La hemorragia legislativa de controles acaba por hacer del ciudadano obediente a la ley un delincuente en contra de su voluntad, so pena de no sobrevivir en el mercado competitivo.

Es precisamente en nombre de la integridad moral y ética de cada quien por el que hoy tantos clamamos por un regreso al orden espontáneo y libre de las transacciones pacíficas del mercado y por el restablecimiento de frenos enérgicos a la expansión ilimitada del recurso a la fuerza y al engaño por parte de los que manejan la cosa pública, en una reafirmación táctica de nuestra parte del principio moral tan olvidado de que el fin no justifica los medios.

Es para que cada uno de nosotros pueda en lo intimo de su conciencia rendir culto a Dios como lo creamos más procedente, dar generosamente de lo nuestro a quien consideramos más necesitado, llorar solidariamente como adulto con el que llora y reír con el que ríe, para que nos sea otra vez posible crear, innovar, explorar, estudiar, emprender racionalmente según nuestras respectivas ventajas comparativas, es precisamente por todo eso, por un resurgimiento generalizado del bienestar sobre bases ética y morales, y no por el bienestar de pequeñas minorías violenta o engañosamente privilegiadas, que hoy nos alzamos desde premisas exclusivamente morales por la mayor libertad posible de mercado bajo reglas iguales para todos.

Siempre se supo ex post facto que las decisiones políticas tienen efectos en el nivel del progreso social y económico de los pueblos, pero hoy vemos con una visión «ex ante facto», es decir, de anticipación, la urgencia moral de prever las consecuencias que cualquier legislación o decisión ejecutiva en nombre del Estado pueda tener en el nivel de las iniciativas individuales moralmente sanas y productivas.

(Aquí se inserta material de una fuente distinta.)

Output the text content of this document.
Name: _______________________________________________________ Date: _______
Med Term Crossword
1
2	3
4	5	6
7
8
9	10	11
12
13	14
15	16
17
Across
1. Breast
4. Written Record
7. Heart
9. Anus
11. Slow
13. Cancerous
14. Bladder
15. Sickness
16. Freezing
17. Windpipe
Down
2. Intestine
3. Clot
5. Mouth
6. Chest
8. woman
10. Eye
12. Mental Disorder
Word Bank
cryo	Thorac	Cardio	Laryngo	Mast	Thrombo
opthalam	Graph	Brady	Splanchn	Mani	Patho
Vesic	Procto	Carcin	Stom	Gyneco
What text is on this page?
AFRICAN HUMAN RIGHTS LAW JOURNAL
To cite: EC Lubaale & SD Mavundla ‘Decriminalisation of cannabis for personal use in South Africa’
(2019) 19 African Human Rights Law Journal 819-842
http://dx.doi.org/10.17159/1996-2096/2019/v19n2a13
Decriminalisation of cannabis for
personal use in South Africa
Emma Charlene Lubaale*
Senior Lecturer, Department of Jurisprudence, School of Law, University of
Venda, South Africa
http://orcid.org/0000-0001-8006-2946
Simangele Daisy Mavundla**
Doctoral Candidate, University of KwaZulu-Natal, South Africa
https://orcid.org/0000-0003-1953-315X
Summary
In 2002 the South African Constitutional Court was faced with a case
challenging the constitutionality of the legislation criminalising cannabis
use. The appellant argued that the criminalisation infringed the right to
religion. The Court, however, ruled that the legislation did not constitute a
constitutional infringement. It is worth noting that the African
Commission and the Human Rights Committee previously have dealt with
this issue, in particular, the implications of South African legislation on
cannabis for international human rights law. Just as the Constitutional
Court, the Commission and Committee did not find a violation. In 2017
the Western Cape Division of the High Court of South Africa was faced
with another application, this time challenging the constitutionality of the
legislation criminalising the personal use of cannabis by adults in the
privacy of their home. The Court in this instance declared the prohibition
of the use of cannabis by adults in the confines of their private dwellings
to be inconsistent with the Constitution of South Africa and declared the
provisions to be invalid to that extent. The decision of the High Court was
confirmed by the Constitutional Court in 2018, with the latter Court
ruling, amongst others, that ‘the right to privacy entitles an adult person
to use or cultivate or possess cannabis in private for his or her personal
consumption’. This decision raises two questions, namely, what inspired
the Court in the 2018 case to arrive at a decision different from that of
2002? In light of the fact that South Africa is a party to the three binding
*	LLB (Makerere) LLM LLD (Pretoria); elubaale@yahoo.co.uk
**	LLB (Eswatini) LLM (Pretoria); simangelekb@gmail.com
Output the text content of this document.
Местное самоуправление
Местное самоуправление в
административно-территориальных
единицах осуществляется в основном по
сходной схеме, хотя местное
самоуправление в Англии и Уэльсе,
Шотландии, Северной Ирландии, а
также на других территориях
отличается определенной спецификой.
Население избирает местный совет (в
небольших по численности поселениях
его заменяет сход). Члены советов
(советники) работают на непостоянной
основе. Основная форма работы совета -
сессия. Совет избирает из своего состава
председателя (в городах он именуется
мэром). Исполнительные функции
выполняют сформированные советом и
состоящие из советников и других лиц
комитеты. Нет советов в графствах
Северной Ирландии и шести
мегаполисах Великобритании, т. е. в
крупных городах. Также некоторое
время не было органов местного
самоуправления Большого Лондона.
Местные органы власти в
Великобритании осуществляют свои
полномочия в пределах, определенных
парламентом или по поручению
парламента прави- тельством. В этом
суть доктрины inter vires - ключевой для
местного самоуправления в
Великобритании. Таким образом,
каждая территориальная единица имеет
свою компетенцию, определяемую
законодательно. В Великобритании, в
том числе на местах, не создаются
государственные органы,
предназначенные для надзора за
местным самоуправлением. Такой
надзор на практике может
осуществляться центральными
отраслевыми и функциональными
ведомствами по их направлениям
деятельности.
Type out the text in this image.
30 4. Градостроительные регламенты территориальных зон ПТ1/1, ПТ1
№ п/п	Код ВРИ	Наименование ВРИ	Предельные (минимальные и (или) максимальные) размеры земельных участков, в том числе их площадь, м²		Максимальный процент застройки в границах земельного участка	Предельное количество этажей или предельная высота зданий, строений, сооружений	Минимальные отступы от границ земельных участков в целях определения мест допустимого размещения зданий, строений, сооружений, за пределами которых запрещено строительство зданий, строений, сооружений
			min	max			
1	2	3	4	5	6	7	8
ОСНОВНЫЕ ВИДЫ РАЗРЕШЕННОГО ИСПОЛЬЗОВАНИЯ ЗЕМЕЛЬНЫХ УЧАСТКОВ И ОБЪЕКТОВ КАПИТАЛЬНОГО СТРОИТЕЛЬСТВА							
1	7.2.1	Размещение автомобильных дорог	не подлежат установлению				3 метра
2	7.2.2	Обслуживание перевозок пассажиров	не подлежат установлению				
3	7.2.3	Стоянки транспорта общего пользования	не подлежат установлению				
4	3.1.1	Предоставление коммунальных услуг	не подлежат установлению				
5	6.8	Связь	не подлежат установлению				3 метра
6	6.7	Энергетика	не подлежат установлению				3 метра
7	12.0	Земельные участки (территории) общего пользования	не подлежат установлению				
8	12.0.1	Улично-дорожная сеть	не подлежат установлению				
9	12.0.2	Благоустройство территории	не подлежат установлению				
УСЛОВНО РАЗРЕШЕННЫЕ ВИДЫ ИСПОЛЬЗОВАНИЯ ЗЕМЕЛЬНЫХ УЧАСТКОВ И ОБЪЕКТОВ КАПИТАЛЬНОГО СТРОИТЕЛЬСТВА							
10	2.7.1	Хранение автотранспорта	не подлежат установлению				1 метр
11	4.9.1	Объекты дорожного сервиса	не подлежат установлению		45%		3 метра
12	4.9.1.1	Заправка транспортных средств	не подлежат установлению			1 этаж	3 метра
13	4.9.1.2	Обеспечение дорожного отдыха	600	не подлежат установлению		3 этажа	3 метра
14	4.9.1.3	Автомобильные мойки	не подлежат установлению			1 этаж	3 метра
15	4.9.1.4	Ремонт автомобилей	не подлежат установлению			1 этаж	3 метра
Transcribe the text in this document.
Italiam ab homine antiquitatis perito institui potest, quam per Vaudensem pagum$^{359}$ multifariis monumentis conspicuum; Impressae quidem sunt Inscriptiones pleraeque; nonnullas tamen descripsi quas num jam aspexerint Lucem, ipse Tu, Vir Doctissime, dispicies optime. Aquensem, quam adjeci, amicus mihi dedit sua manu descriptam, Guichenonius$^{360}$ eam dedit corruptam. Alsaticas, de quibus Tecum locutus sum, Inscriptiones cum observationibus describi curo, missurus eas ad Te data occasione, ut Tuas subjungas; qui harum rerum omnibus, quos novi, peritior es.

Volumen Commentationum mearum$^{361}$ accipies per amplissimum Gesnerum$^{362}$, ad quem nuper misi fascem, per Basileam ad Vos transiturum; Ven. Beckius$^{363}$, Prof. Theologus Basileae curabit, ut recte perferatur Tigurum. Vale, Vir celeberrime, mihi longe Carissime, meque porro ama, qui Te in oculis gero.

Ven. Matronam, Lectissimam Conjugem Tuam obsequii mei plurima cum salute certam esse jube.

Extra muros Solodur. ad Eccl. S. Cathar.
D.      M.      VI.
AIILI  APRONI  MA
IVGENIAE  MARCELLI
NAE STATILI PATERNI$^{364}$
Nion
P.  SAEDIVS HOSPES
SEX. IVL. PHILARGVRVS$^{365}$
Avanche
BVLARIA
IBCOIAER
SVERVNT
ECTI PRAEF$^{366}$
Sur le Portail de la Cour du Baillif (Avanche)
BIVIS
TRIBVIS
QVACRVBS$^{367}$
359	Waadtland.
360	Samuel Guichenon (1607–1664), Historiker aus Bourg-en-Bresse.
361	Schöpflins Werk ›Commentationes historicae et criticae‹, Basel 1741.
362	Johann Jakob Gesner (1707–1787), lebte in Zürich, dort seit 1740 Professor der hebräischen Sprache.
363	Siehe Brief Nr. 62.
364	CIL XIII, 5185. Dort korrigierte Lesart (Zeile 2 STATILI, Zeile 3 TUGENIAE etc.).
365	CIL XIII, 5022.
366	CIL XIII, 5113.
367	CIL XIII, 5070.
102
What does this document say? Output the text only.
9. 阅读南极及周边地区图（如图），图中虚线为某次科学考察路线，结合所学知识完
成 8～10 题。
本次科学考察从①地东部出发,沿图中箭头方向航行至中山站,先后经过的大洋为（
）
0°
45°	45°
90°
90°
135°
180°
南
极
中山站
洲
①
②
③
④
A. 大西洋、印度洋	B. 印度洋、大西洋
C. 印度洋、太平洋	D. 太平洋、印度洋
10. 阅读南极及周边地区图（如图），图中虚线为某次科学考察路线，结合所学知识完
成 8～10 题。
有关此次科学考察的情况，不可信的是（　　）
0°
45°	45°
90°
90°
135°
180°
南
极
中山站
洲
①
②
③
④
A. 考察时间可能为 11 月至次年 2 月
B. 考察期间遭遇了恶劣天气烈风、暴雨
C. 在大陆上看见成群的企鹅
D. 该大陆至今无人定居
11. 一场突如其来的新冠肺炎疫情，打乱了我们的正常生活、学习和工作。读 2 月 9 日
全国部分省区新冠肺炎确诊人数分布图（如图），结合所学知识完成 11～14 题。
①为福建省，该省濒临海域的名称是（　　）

La tan llevada y traída corrupción en la vida pública cotidiana se vería enormemente disminuída si se practicara la justicia a secas y no se pretendiera ingenuamente diseñar toda la sociedad según un conocimiento que inevitablemente siempre habrá de estar disperso por toda la sociedad.

Es eso lo que nos enseña, entre otros, la novísima escuela de opciones públicas, iniciada por James Buchanan y Gordon Tullock. A lo mismo apuntan las variantes de las corrientes de análisis económico de lo normativo, sea la moral o el Derecho. Eso es lo que queremos ver hecho extensivo al campo de la política, en un intento de dos vías: también el análisis ético de lo económico, lo político y lo jurídico.

Lo que pareciera confirmar hoy directamente la sabiduría de ayer Thomas Jefferson:

«El gobierno que gobierna menos es el mejor».